Quanto alla misura della stessa indennità – e, quindi, del risarcimento riconosciuto al lavoratore per il danno causato dal licenziamento illegittimo, che specularmente incide nella sfera economica del datore di lavoro – essa è interamente prestabilita dal legislatore in due mensilità dell’ultima retribuzione di riferimento per il calcolo del TFR per ogni anno di servizio.

Il meccanismo di quantificazione indicato connota l’indennità come rigida, in quanto non graduabile in relazione a parametri diversi dall’anzianità di servizio, e la rende uniforme per tutti i lavoratori con la stessa anzianità.
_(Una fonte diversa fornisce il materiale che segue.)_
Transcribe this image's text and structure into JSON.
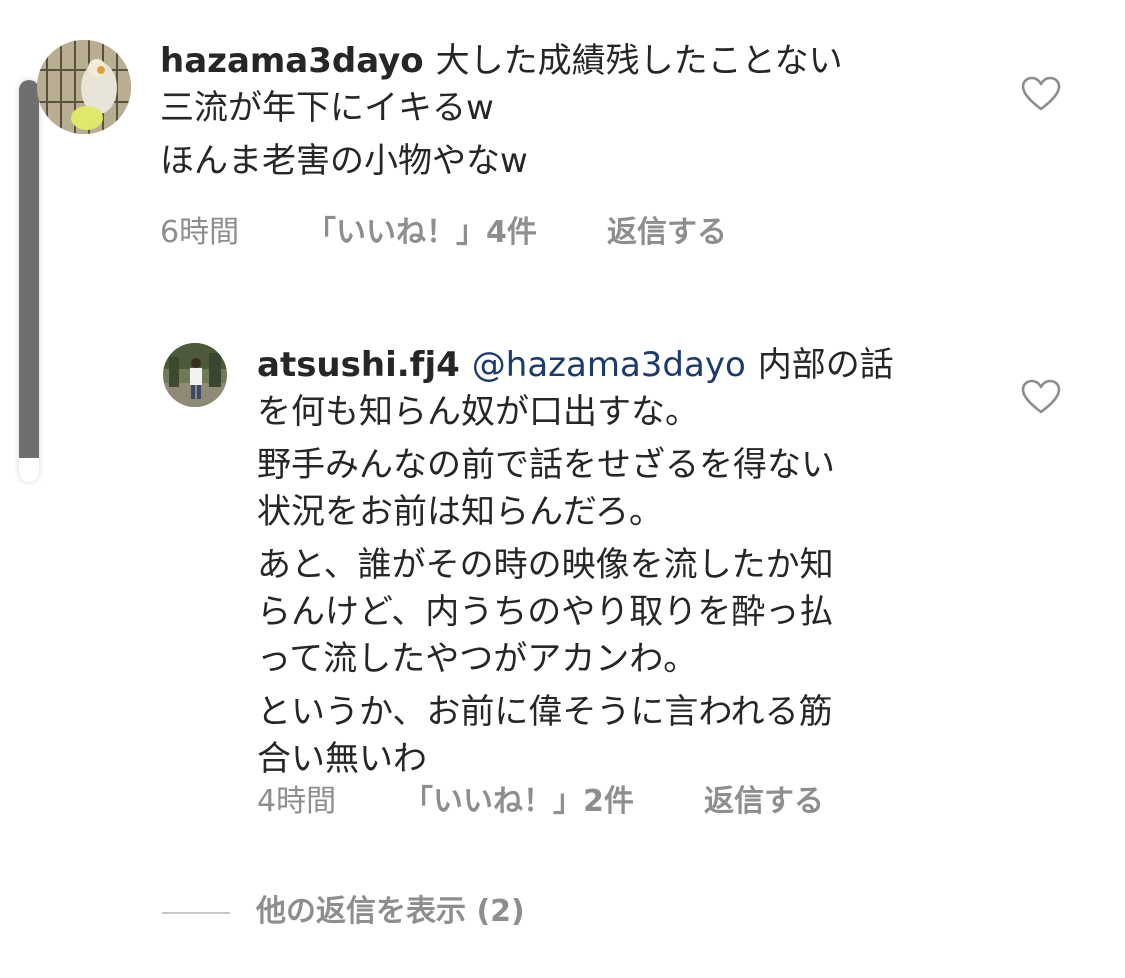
{
  "comment": {
    "username": "hazama3dayo",
    "lines": [
      "大した成績残したことない",
      "三流が年下にイキるw",
      "ほんま老害の小物やなw"
    ],
    "time": "6時間",
    "likes": "「いいね！」4件",
    "reply_label": "返信する"
  },
  "reply": {
    "username": "atsushi.fj4",
    "mention": "@hazama3dayo",
    "lines": [
      "内部の話",
      "を何も知らん奴が口出すな。",
      "野手みんなの前で話をせざるを得ない",
      "状況をお前は知らんだろ。",
      "あと、誰がその時の映像を流したか知",
      "らんけど、内うちのやり取りを酔っ払",
      "って流したやつがアカンわ。",
      "というか、お前に偉そうに言われる筋",
      "合い無いわ"
    ],
    "time": "4時間",
    "likes": "「いいね！」2件",
    "reply_label": "返信する"
  },
  "more_replies_label": "他の返信を表示 (2)",
  "icons": {
    "like": "heart-outline-icon"
  },
  "colors": {
    "text": "#262626",
    "meta": "#8e8e8e",
    "mention": "#1c3a6b"
  }
}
L’indennità assume così i connotati di una liquidazione legale forfetizzata e standardizzata, proprio perché ancorata all’unico parametro dell’anzianità di servizio, a fronte del danno derivante al lavoratore dall’illegittima estromissione dal posto di lavoro a tempo indeterminato.

Il meccanismo di quantificazione dell’indennità opera entro limiti predefiniti sia verso il basso sia verso l’alto. Verso il basso la previsione di una misura minima dell’indennità è pari a quattro (ora sei) mensilità dell’ultima retribuzione di riferimento per il calcolo del TFR, verso l’alto la previsione di una misura massima dell’indennità è pari a ventiquattro (ora trentasei) mensilità dell’ultima retribuzione di riferimento per il calcolo del TFR.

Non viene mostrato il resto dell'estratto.